K@ta : a Biannual Publication on the Study of Language and Literature , 2012,
Abstract: Kate Chopin has a firm place in American women’s writing. A persistent theme in her works is said to be women’s emotional liberation. The Awakening (1899) as a feminist novel is no exception. In the novel, Edna’s inner voice and desire for escape from a male-dominated society awaken in her. Edna’s suicide has been interpreted as her victory over the society however, this study argues that the idea of female defeat has been ignored to a great extent the main reason for which is the ignorance or a misreading of sea imagery. The sea of the novel that dissolves Edna is a signifier of male society and language signifying Edna’s failure to find a place within the male dialogue of the society.
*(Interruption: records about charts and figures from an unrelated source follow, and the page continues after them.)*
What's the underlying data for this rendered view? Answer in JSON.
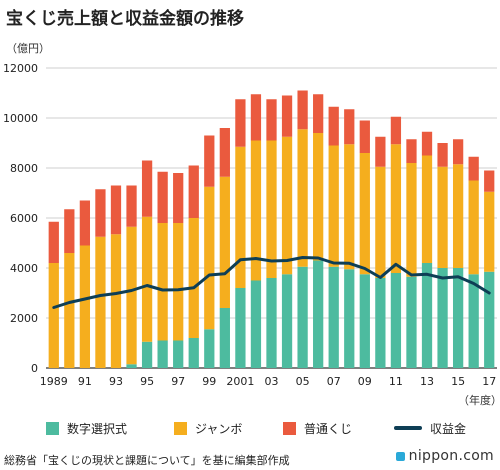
{
  "header": {
    "title": "宝くじ売上額と収益金額の推移",
    "unit": "（億円）",
    "year_unit": "（年度）"
  },
  "legend": {
    "items": [
      {
        "label": "数字選択式",
        "color": "#4dbb9f",
        "kind": "box"
      },
      {
        "label": "ジャンボ",
        "color": "#f5ae1e",
        "kind": "box"
      },
      {
        "label": "普通くじ",
        "color": "#ea5a3e",
        "kind": "box"
      },
      {
        "label": "収益金",
        "color": "#0e3e55",
        "kind": "line"
      }
    ]
  },
  "footer": {
    "source": "総務省「宝くじの現状と課題について」を基に編集部作成",
    "brand": "nippon.com"
  },
  "chart_data": {
    "type": "bar",
    "stacked": true,
    "title": "宝くじ売上額と収益金額の推移",
    "ylabel": "（億円）",
    "xlabel": "（年度）",
    "ylim": [
      0,
      12000
    ],
    "yticks": [
      0,
      2000,
      4000,
      6000,
      8000,
      10000,
      12000
    ],
    "x": [
      1989,
      1990,
      1991,
      1992,
      1993,
      1994,
      1995,
      1996,
      1997,
      1998,
      1999,
      2000,
      2001,
      2002,
      2003,
      2004,
      2005,
      2006,
      2007,
      2008,
      2009,
      2010,
      2011,
      2012,
      2013,
      2014,
      2015,
      2016,
      2017
    ],
    "xtick_labels": [
      "1989",
      "91",
      "93",
      "95",
      "97",
      "99",
      "2001",
      "03",
      "05",
      "07",
      "09",
      "11",
      "13",
      "15",
      "17"
    ],
    "xtick_years": [
      1989,
      1991,
      1993,
      1995,
      1997,
      1999,
      2001,
      2003,
      2005,
      2007,
      2009,
      2011,
      2013,
      2015,
      2017
    ],
    "series": [
      {
        "name": "数字選択式",
        "color": "#4dbb9f",
        "values": [
          0,
          0,
          0,
          0,
          0,
          150,
          1050,
          1100,
          1100,
          1200,
          1550,
          2400,
          3200,
          3500,
          3600,
          3750,
          4050,
          4300,
          4050,
          3950,
          3750,
          3600,
          3800,
          3650,
          4200,
          4000,
          4000,
          3750,
          3850
        ]
      },
      {
        "name": "ジャンボ",
        "color": "#f5ae1e",
        "values": [
          4200,
          4600,
          4900,
          5250,
          5350,
          5500,
          5000,
          4700,
          4700,
          4800,
          5700,
          5250,
          5650,
          5600,
          5500,
          5500,
          5500,
          5100,
          4850,
          5000,
          4850,
          4450,
          5150,
          4550,
          4300,
          4050,
          4150,
          3750,
          3200
        ]
      },
      {
        "name": "普通くじ",
        "color": "#ea5a3e",
        "values": [
          1650,
          1750,
          1800,
          1900,
          1950,
          1650,
          2250,
          2050,
          2000,
          2100,
          2050,
          1950,
          1900,
          1850,
          1650,
          1650,
          1550,
          1550,
          1550,
          1400,
          1300,
          1200,
          1100,
          950,
          950,
          950,
          1000,
          950,
          850
        ]
      },
      {
        "name": "収益金",
        "color": "#0e3e55",
        "type": "line",
        "values": [
          2420,
          2620,
          2760,
          2900,
          2980,
          3100,
          3300,
          3120,
          3130,
          3210,
          3720,
          3770,
          4330,
          4380,
          4280,
          4300,
          4420,
          4400,
          4200,
          4190,
          3980,
          3620,
          4150,
          3720,
          3750,
          3600,
          3650,
          3380,
          3000
        ]
      }
    ]
  }
}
Extra-marital relationships with Alcee or Robert are not promising, for the climax of such relationships is no more than the old requirement of becoming the good wife and mother that the society prescribes to women. By her ultimate suicidal choice, Edna determines to find a voice and be seen but is totally perished instead to prove that women cannot speak. This study intends to argue and conclude that Chopin had this Kristevaesque belief that the male socio-cultural formation does not let women experience freedom. A new interpretation of the sea as a patriarchal element is offered which makes Edna’s drowning a total defeat rather than victory as suggested by many critics.